Oh, no, not because he didn’t deserve it. Heavens, no. You see, I, unlike the coaches, apparently, have some notion of common sense. So I’m aware that he should be starting at All-Star Weekend.
But the denial of Smith could lead to better things for his career, and the avoidance of things which have doomed others that have come before him.
When we talk about motivation, we talk about leadership, determination, heart, all those things. You know what’s underrated? Spite. And I’m not talking venemous, “screw you, you don’t think I can? I’ll destroy you!” spite, or as I like to call it, “being Michael Jordan.” A simple point at which people tell you you can’t do something, and it brings reflection. That self-examination that’s often missing, especially from athletes. You draw up into yourself. And the things that you find there are what’s important. Most likely, Smith’s evolution as one of the most dominant forces in the game (and if you don’t think that’s true, you’re not paying close enough attention, but we’ll get there) has come without any such self-examination, simply through coaching and maturity. But it certainly seems like part of his identity. After all, all the things that have happened for him this season have come not from him opening up, but bottling up. Ducking his head down and driving to the post, using his body to hit layups off the glass instead of settling for jumpers. And, one of the funnest memes of the season, his avoidance of the three point shot. You have to be self-aware to make those adjustments to your game.
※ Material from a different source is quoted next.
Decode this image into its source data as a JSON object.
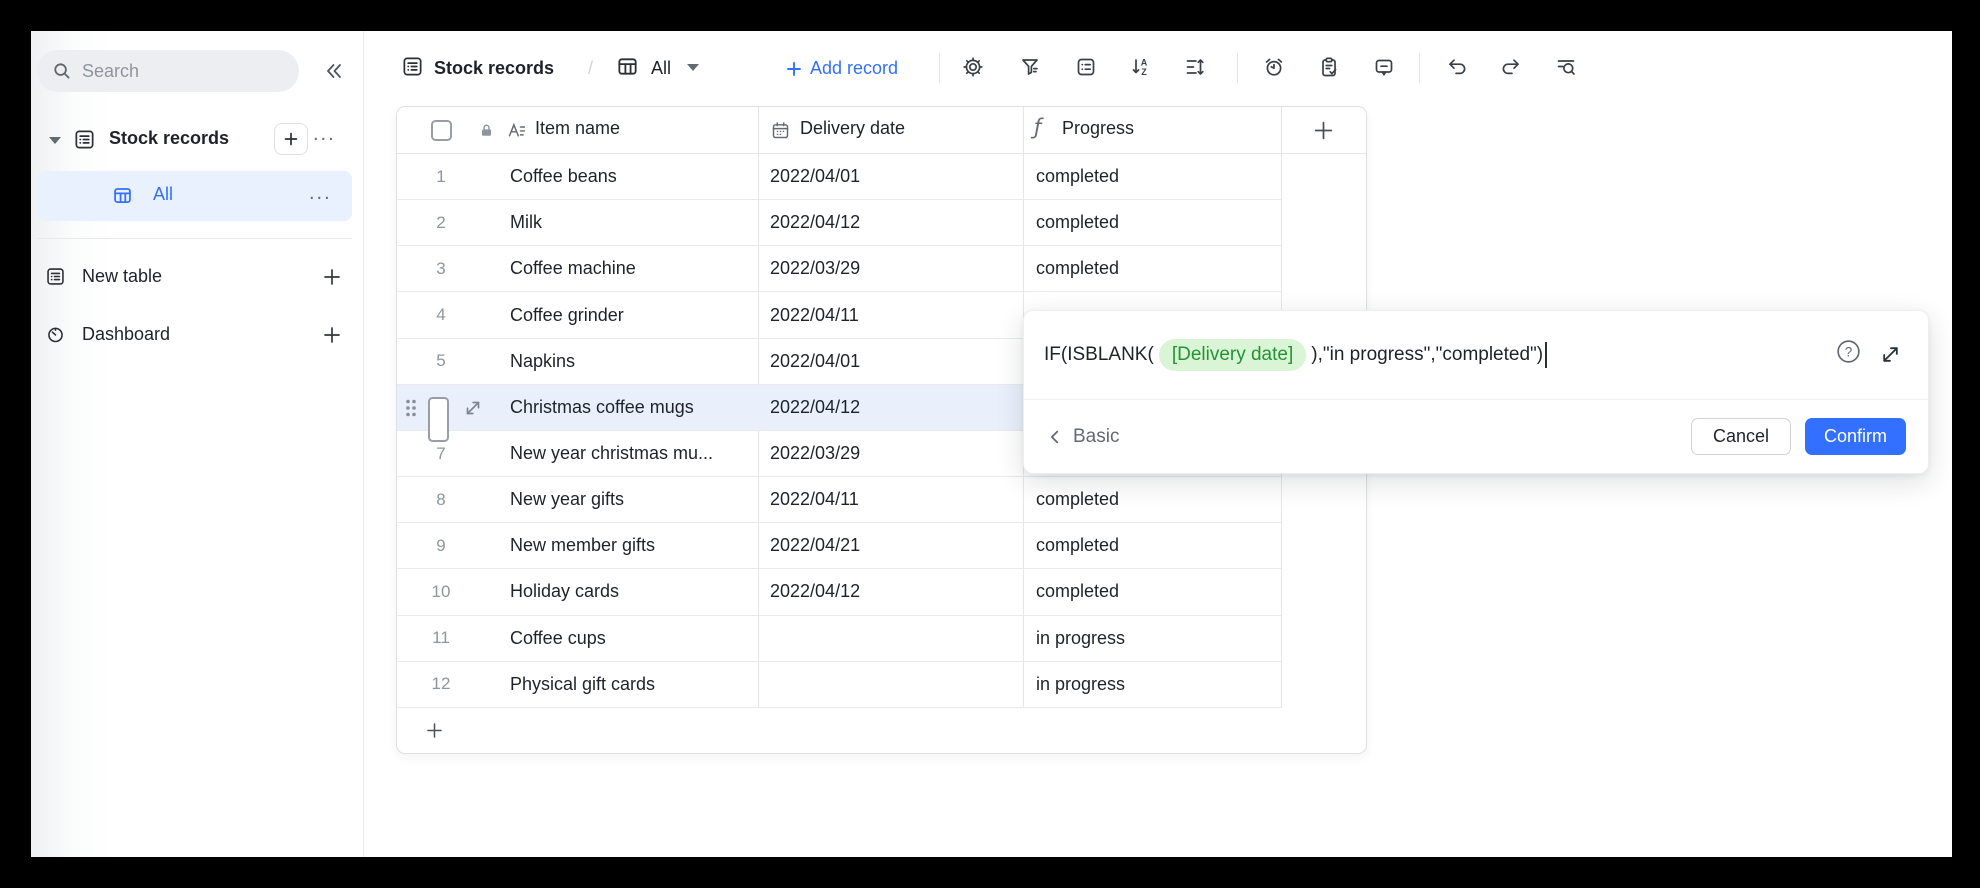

Being denied the All-Star game, especially when his partner in time, Al Horford, is going, is a pretty big slap in the face. All his hard work has been invalidated, because apparently Paul Pierce limping around the floor or Derrick Rose drifting 18 footers is more important for the spirit of the game. (No offense to Rose, from a “keeping the positions equal distribution” standpoint he’s a great pick.) I blame the coaches on this one. Should AI be playing? No. We all know that. Some are more okay with him playing than others. But that’s what happens when you have a system that gives the fans power like that, which is fine. The coaches should know better. Regardless, how Smith handles this could end up being a defining moment in a defining season for him.
He could respond to this denial with indifference. Keep his nose to the grindstone, his man boxed out, and his game simple, aggressive, and patient. Or he could respond with spite, in a bad way. He could say “You know what? I did everything they said I should do, and I’m still not getting credit. Screw it. BOMBS AWAY!” He could revert back to old habits, lose his defensive focus, drift away from the tough spots, and take his game back a notch. But from all indications, that’s not what’s going to be happening. Instead, he’ll respond with the positive spite. “I know what I’m doing is what I should be doing, but they haven’t noticed. So I guess I’m going to have to show everyone that they were wrong.”
This is kin to Jordan, but not quite the same, because there’s not the obsessive venom that follows Jordan. I’m not sure if Smith’s personality, from what we know about him, lends itself to that approach. But history is filled with people overcoming adversity based simply on a desire to prove people wrong. Smith has an opportunity to take his game a step further without damaging the relatively fragile makeup of the Hawks’ offense, and by extension, be the singular player that takes them further than they’ve managed to do before.
There’s a perfect storm shaping up on the horizon. Boston’s up tonight, likely cranky and motivated after a last second loss to the Magic last night. The Celtics are vulnerable, tonight and this season. Even if the Hawks can’t overcome the C’s based on their frustration, the Hawks have already run out three wins on them. The Hawks know, 100% that they can beat this team in the playoffs. They know it. You can sense that when they’re on the floor. When they met two years ago, it was a “Hey, let’s see what happens” feeling. Now there’s a confidence that they’re simply more athletic, faster, younger, and better. The Magic have dominated Atlanta this season and the Cavs have squeaked by them, but I don’t think you can look at either team as a paragon of invincibility. There’s room in the playoffs for the Hawks to do damage. Screw up the entire system. But Smith’s going to have to be the difference maker. Not free-agent-to-be Joe Johnson, as much as I love the guy. Smith. It’s Smith’s play that inspires the Hawks, now. He’s the one chasing down rebounds, throwing the outlet pass and finishing on the break. He’s the one making smart defensive plays to go along with the 12-foot-jump blocks. It’s Josh Smith and his spite of showing everyone why they were wrong about him being an All-Star that could make the Hawks a force in the Eastern Conference and force what would be our fifth realignment of power structure in as many years.
“Told ya’ so” is a powerful weapon. Here’s hoping Josh Smith is smart enough to know how to use it.
UPDATE: Coco in the comments points out that Smith’s said on his blog: “This WILL be my motivation for the rest of the season.” So Smith, or at least his handlers, seem to be in line with this thinking.